Euskaldunen bidea 2020

La vida es poco más

Bergareche, Ojanguren, Oñate

Oñate es el apellido del único abuelo vasco que Juan -que como mi hermano y yo es madrileño- invoca para pertenecer a esta expedición. Los requisitos para ingresar en nuestro equipo son incluso más laxos que los del Athletic de Bilbao, aquí se regala la nacionalidad vasca a todo aquel que tenga ganas de pasear por el monte, conozca las normas del mus, se emocione con una cococha bien hecha, no tenga miedo a pedir la penúltima y, como dice Brillat-Savarin de los gourmands, «pueda contarse con ellos para toda la velada porque conocen todos los juegos y diversiones que son accesorios ordinarios de una reunión gastronómica». Si ser vasco era otra cosa, no nosotros no lo somos.

La entrega de las boinas a los expedicionarios se hizo en el Asador Pelotari de Madrid, donde a pesar de su nombre, del menú y de la decoración vasca, su jefe, Enrique, se delata rápidamente como no-vasco por su trato tan atento, sus exquisitas fórmulas de cortesía y su sonrisa. Según Enrique desaparece con nuestra comanda, recordamos dos anécdotas que ilustran bien esta falta de delicadeza del hostelero vasco que tanto celebramos y que nos produce un deseo casi masoquista de maltrato. La primera en un restaurante famoso por la variedad de sus tortillas, allí fueron mis padres con unos amigos finolis que venían de veranear en la parte francesa y uno de ellos pidió «tortilla a las finas hierbas», la tabernera que tomaba nota le miró con desprecio y le contestó: «tortilla de tonterías no hacemos». La otra anécdota tiene lugar en el extinto Penalti de Ondárroa, donde había un plato muy celebrado de merluza, salsa de txipirones en su tinta y tres almejas. Siempre tres almejas, ni una más ni una menos. Mi tío Juan Luis estaba comiendo ese plato y una de las tres almejas estaba mala, podrida. Se lo hizo saber al camarero, y este le contestó molesto: «¿Y qué te creías, que siempre iban a salir buenas?».

Después de tanto hablar de otras comidas durante la comida, tratamos de dibujar el itinerario de la expedición. Al principio se habló mucho de incorporar al recorrido paradas de interés cultural, a saber, acantilados de gran valor geológico, reservas de avifauna, retablos góticos, colegiatas renacentistas, pero según bajó la botella de Imperial nos quitamos todos las caretas y empezamos a trazar etapas que unían un restaurante soñado con otro e ignoraban todo lo demás.
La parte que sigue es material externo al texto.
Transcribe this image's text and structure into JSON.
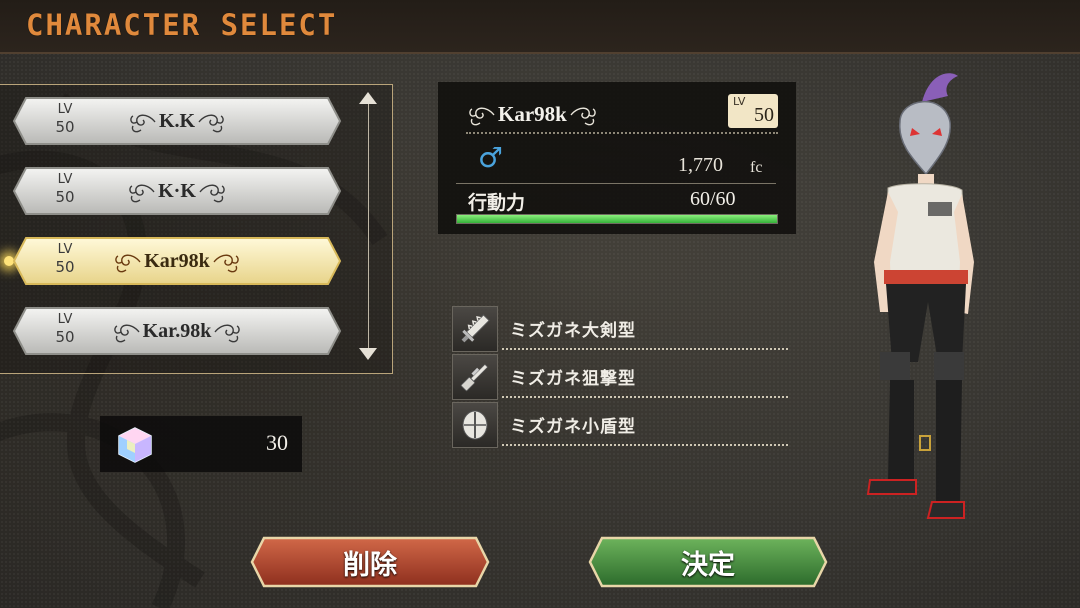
{
  "screen": {
    "title": "CHARACTER SELECT"
  },
  "character_list": [
    {
      "lv_label": "LV",
      "level": "50",
      "name": "K.K",
      "selected": false
    },
    {
      "lv_label": "LV",
      "level": "50",
      "name": "K·K",
      "selected": false
    },
    {
      "lv_label": "LV",
      "level": "50",
      "name": "Kar98k",
      "selected": true
    },
    {
      "lv_label": "LV",
      "level": "50",
      "name": "Kar.98k",
      "selected": false
    }
  ],
  "currency": {
    "icon": "prism-cube-icon",
    "amount": "30"
  },
  "info": {
    "name": "Kar98k",
    "lv_label": "LV",
    "level": "50",
    "gender_symbol": "♂",
    "money": "1,770",
    "money_unit": "fc",
    "action_label": "行動力",
    "action_value": "60/60",
    "action_fraction": 1.0
  },
  "weapons": [
    {
      "label": "ミズガネ大剣型",
      "icon": "greatsword-icon"
    },
    {
      "label": "ミズガネ狙撃型",
      "icon": "sniper-rifle-icon"
    },
    {
      "label": "ミズガネ小盾型",
      "icon": "small-shield-icon"
    }
  ],
  "buttons": {
    "delete": "削除",
    "confirm": "決定"
  },
  "colors": {
    "title": "#e0893c",
    "selected_plate": "#f7eab2",
    "delete_button": "#b2442c",
    "confirm_button": "#3f8a3e",
    "action_bar": "#35b13a",
    "gender": "#4aa3dd"
  }
}
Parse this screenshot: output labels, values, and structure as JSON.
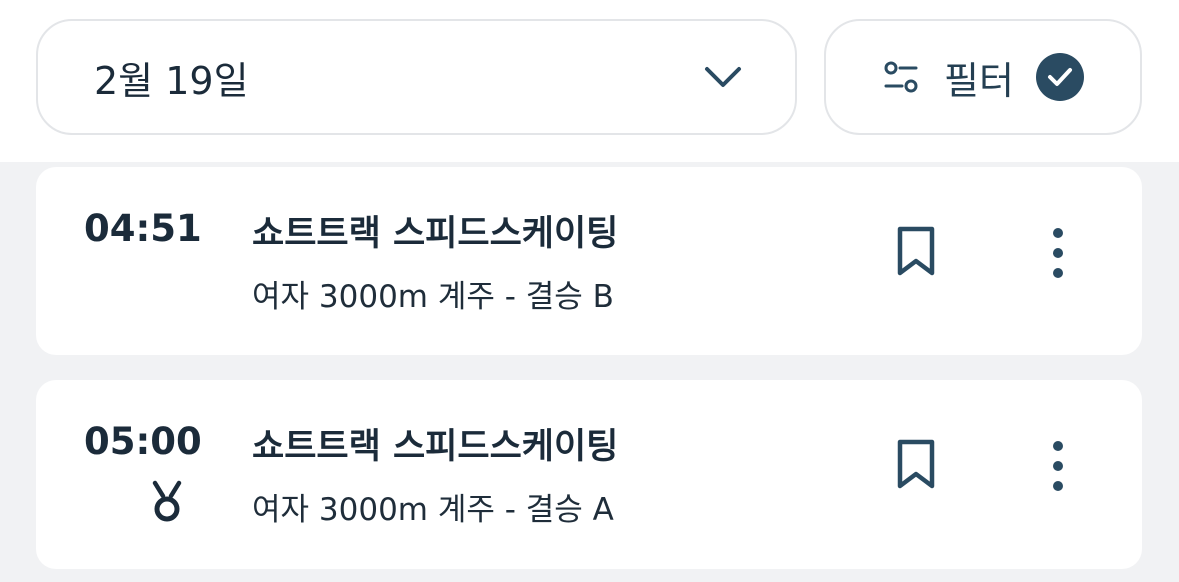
{
  "header": {
    "date_label": "2월 19일",
    "filter_label": "필터"
  },
  "events": [
    {
      "time": "04:51",
      "sport": "쇼트트랙 스피드스케이팅",
      "event": "여자 3000m 계주 - 결승 B",
      "medal": false
    },
    {
      "time": "05:00",
      "sport": "쇼트트랙 스피드스케이팅",
      "event": "여자 3000m 계주 - 결승 A",
      "medal": true
    }
  ],
  "colors": {
    "accent": "#2a4b62",
    "text": "#1b2b3a",
    "background": "#f1f2f4",
    "card": "#ffffff",
    "border": "#e3e5e8"
  }
}
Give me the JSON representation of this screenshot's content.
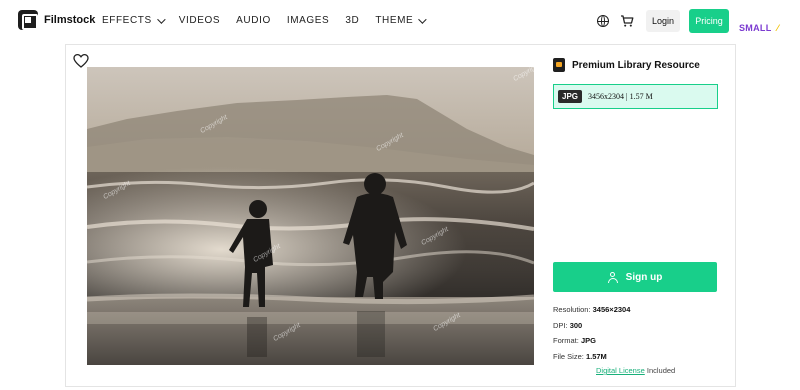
{
  "header": {
    "brand": "Filmstock",
    "nav": [
      {
        "label": "EFFECTS",
        "has_dropdown": true
      },
      {
        "label": "VIDEOS",
        "has_dropdown": false
      },
      {
        "label": "AUDIO",
        "has_dropdown": false
      },
      {
        "label": "IMAGES",
        "has_dropdown": false
      },
      {
        "label": "3D",
        "has_dropdown": false
      },
      {
        "label": "THEME",
        "has_dropdown": true
      }
    ],
    "login_label": "Login",
    "pricing_label": "Pricing",
    "badge_text": "SMALL",
    "icons": [
      "globe-icon",
      "cart-icon"
    ]
  },
  "asset": {
    "watermark": "Copyright",
    "resource_label": "Premium Library Resource",
    "format_tag": "JPG",
    "format_info": "3456x2304 | 1.57 M",
    "signup_label": "Sign up",
    "resolution_label": "Resolution:",
    "resolution_value": "3456×2304",
    "dpi_label": "DPI:",
    "dpi_value": "300",
    "format_label": "Format:",
    "format_value": "JPG",
    "filesize_label": "File Size:",
    "filesize_value": "1.57M",
    "license_link": "Digital License",
    "license_suffix": " Included"
  },
  "colors": {
    "accent": "#18cf8a",
    "badge": "#7c3bd1"
  }
}
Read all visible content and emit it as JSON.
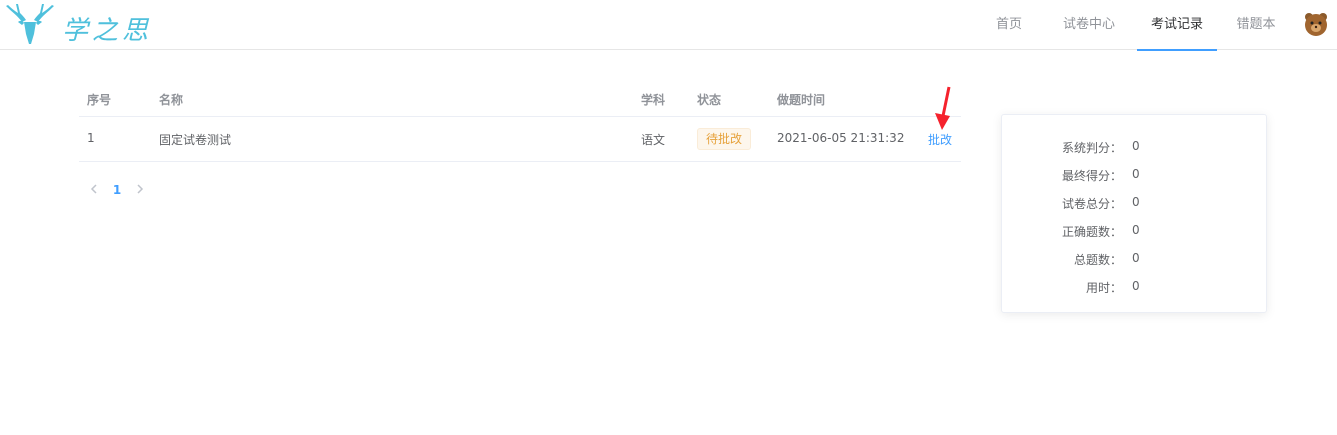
{
  "header": {
    "logo_text": "学之思",
    "nav": [
      {
        "label": "首页",
        "active": false
      },
      {
        "label": "试卷中心",
        "active": false
      },
      {
        "label": "考试记录",
        "active": true
      },
      {
        "label": "错题本",
        "active": false
      }
    ],
    "accent": "#409eff"
  },
  "table": {
    "columns": {
      "index": "序号",
      "name": "名称",
      "subject": "学科",
      "status": "状态",
      "time": "做题时间"
    },
    "rows": [
      {
        "index": "1",
        "name": "固定试卷测试",
        "subject": "语文",
        "status": "待批改",
        "time": "2021-06-05 21:31:32",
        "action": "批改"
      }
    ]
  },
  "pagination": {
    "current": "1",
    "prev_icon": "chevron-left-icon",
    "next_icon": "chevron-right-icon"
  },
  "score_card": {
    "items": [
      {
        "label": "系统判分：",
        "value": "0"
      },
      {
        "label": "最终得分：",
        "value": "0"
      },
      {
        "label": "试卷总分：",
        "value": "0"
      },
      {
        "label": "正确题数：",
        "value": "0"
      },
      {
        "label": "总题数：",
        "value": "0"
      },
      {
        "label": "用时：",
        "value": "0"
      }
    ]
  },
  "colors": {
    "status_warning": "#e6a23c",
    "link": "#409eff",
    "annotation_arrow": "#f5222d"
  }
}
El viaje no dejaba de ser por ello un viaje netamente cultural, ya lo dijo el Duque de Segorbe: «si la gastronomía no ha sido incluida entre las bellas artes es porque al contrario de las otras artes, comer es algo estrictamente necesario».

Había grandes dudas sobre los hitos irrenunciables del camino (¿dónde están los mejores chipirones, dónde la mejor plancha?) y nada fue peor para resolverlas que pedir consejos y recomendaciones a los vascos auténticos. Cada uno de ellos nos enmendaba totalmente la ruta, tachaba los lugares ya famosos y estrellados –que por lo visto solo habían sido buenos cuando aún no los conocían más que ellos y la madre del cocinero– y nos llenaban la ruta de absurdos desvíos a tabernas recónditas a las que llamarían para avisar de que iríamos de su parte pero solo a cambio de que jurásemos no revelar en Instagram la existencia de aquellos paraísos no descubiertos a esa abominable caterva que se autodenomina como foodies.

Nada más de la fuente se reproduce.